And laughter without philosophy woven into it is but a sneeze at humor. Genuine humor is replete with wisdom, and if a piece of humor is to last, it must do two things. It must teach and it must preach – not professedly. If it does those two things professedly, all is lost. But if it does them effectively, that piece of humor will last forever – which is 30 years.
– Mark Twain
The term is not loaded with connotations of wisdom and wit, but “adolescent humor” is inescapable in the middle school. The question is, “What to do about it?”
With the recent furor over Mark Twain’s autobiography, which was embargoed for 100 years, I’m taking my cues from him (see above), especially since I like this philosophical approach to life in general.
I suspect it has much to do with the development of abstract thinking. During adolescence we develop a much greater ability to see and to create subtexts.
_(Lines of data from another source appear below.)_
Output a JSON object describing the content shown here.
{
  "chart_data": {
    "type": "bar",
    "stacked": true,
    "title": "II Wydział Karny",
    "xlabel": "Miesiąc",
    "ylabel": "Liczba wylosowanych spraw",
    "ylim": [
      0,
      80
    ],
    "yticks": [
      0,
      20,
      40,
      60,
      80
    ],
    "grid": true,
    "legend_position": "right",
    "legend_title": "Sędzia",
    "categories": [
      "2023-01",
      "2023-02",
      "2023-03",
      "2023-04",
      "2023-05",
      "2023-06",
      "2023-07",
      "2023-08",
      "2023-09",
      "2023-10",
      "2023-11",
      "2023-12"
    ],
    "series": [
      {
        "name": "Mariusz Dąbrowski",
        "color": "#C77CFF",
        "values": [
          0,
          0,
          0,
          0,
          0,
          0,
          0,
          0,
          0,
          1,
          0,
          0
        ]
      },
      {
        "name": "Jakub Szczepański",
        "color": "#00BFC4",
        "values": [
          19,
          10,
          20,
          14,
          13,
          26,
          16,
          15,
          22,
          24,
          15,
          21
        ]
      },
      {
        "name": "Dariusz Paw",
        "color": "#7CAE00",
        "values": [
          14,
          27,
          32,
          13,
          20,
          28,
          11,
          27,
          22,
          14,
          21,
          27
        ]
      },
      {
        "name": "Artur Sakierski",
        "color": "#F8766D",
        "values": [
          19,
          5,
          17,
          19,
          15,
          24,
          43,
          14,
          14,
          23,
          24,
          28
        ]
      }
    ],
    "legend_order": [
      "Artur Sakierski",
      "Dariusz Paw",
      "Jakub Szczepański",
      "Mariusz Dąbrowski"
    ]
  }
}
With humor, the philosophy is behind the scenes, which makes it deep and resonant, but harder to see.
Background context is also important with humor, especially parody and satire: however, just because students can’t reference Plato or Socrates (the philosopher not the footballer), does not mean they don’t have their own cultural markers they can critique. Getting past “adolescent humor” means adding layers.
I am, of course, no expert on humor. This cycle I’m working with the mentor author group and my project is focusing on humorous dialogue. I have no high hopes, but I’m giving it the old college try.
None of this made it any easier last week, when I had to explain editorial cartoons. Our class is trying something new for a newsletter, a newspaper style. I vetoed Garfield-like strips as too simple, and insisted that their cartoons had to make a statement first and aim for humor second. The first student who volunteered for the job gave up after a couple hours of pulling his hair out. I think I’ll try showing them some editorial cartoons if I can find a good website. We’ll see how it goes.